Conversational Artificial Intelligence (AI) is becoming an integral part of financial services, as well as for other industries. As organizations are developing tools for employees and customers, one design challenge consistently emerges: deciding when, and how, an AI system should refuse a request. Santander teams are currently working on different tools to overcome this challenge while ensuring finding the right balance.  

Human interactions need to be observed from the design stage of any AI systems, especially when they are related to a conversational platform. Therefore, the AI system should find the right balance to ensure acceptance and refusal of human requests. That engineering challenge walks through a thin line. If AI refuses too often, it may become frustrating and difficult to use. In the other hand, if it refuses too little, it can be providing unreliable information or create harm.

Banco Santander is working on this dilemma, developing several measures that the system must comply with to be well balanced. Luis Ibáñez, Head of Responsible AI at Santander, underlines that “as we worked extensively on testing our conversational AI solutions, we found that understanding how customers naturally interact with the system across specific use cases is essential to avoiding unnecessary refusals. By studying the language they use, the context they provide and the expectations they bring, we can better calibrate the system, reducing over-refusal while maintaining the safeguards needed for trustworthy AI”.

The sweet spot

Systems that reject reasonable requests too frequently undermine customer trust and reduce the value of the service. On the other hand, public examples have shown how overly permissive systems can generate inaccurate information, make commitments they were never authorised to make or produce responses that damage an organisation's reputation. 

In every case, responsibility remains with the organisation deploying the technology. For financial institutions, where conversations may influence decisions involving money, eligibility or advice, the stakes are even higher.

Understanding why refusals matter requires looking beyond technology. Human conversation follows shared social expectations. Research in linguistics and sociology helps explain why. Cooperative conversations depend not only on accuracy but also on relevance, clarity and sufficient explanation. Refusals are naturally sensitive moments that people typically soften by explaining their reasoning, suggesting alternatives and preserving the other person's dignity. Conversational AI should follow the same principles. A refusal can remain firm while also being clear, proportionate and genuinely helpful.

Another challenge is less visible but equally important. As conversational systems become more fluent, users increasingly respond to them as social actors rather than software. Research shows that some people, particularly those who are isolated or vulnerable, can develop strong emotional attachments to AI assistants. The technology does not need genuine understanding for those relationships to have real effects.
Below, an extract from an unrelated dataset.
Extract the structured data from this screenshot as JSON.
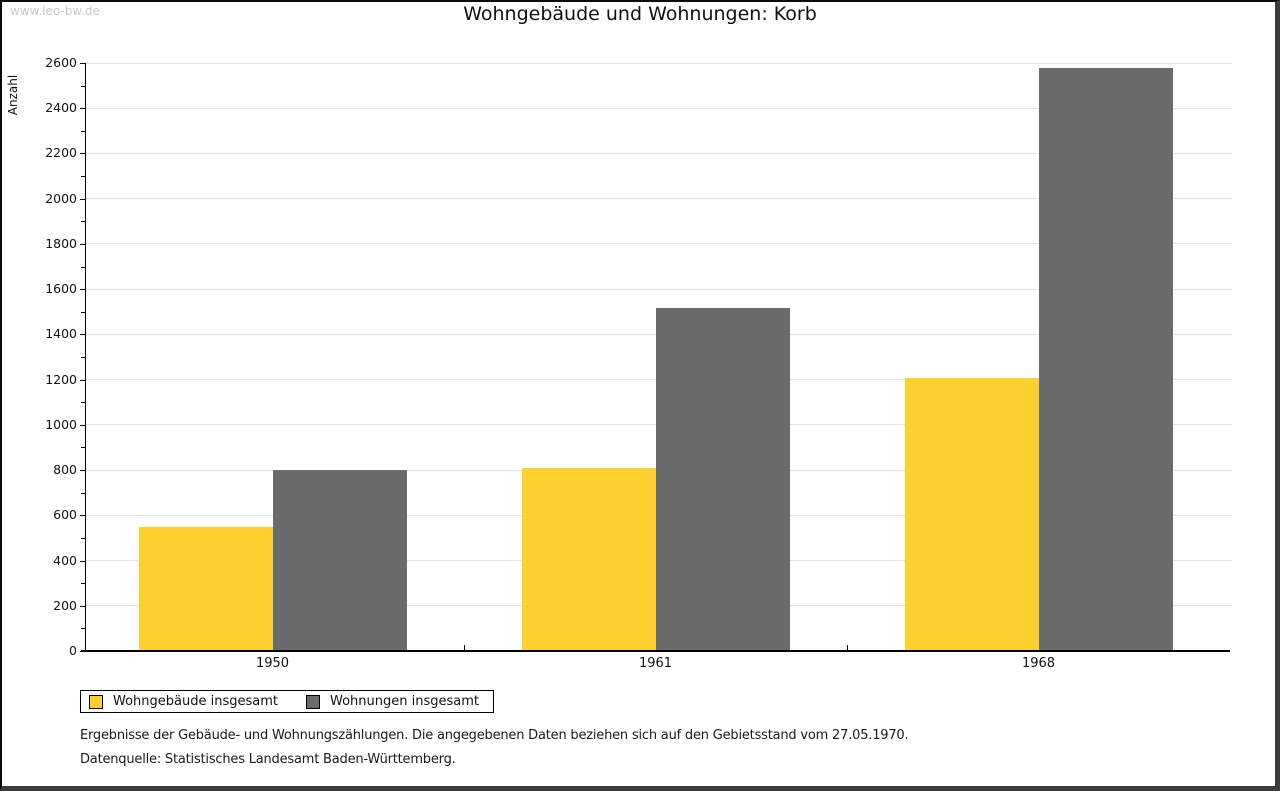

This places an additional responsibility on organisations deploying conversational AI. Systems should be approachable and easy to use without encouraging users to mistake them for people. Transparency is therefore essential, not only to meet regulatory requirements but also to preserve trust.

The regulatory landscape reflects this direction. The European Union's AI Act requires users to be informed when interacting with AI in many contexts, with transparency obligations for conversational systems applying from August 2026. Similar approaches are emerging in other jurisdictions, reinforcing common expectations around accountability, disclosure and the protection of vulnerable users.

Designing trustworthy conversational AI therefore requires more than deciding what a system can or cannot do. It requires designing refusals that are clear, proportionate and helpful while ensuring the system remains transparent about its capabilities and limitations. Trust is built not by avoiding difficult conversations, but by handling them honestly, consistently and with respect.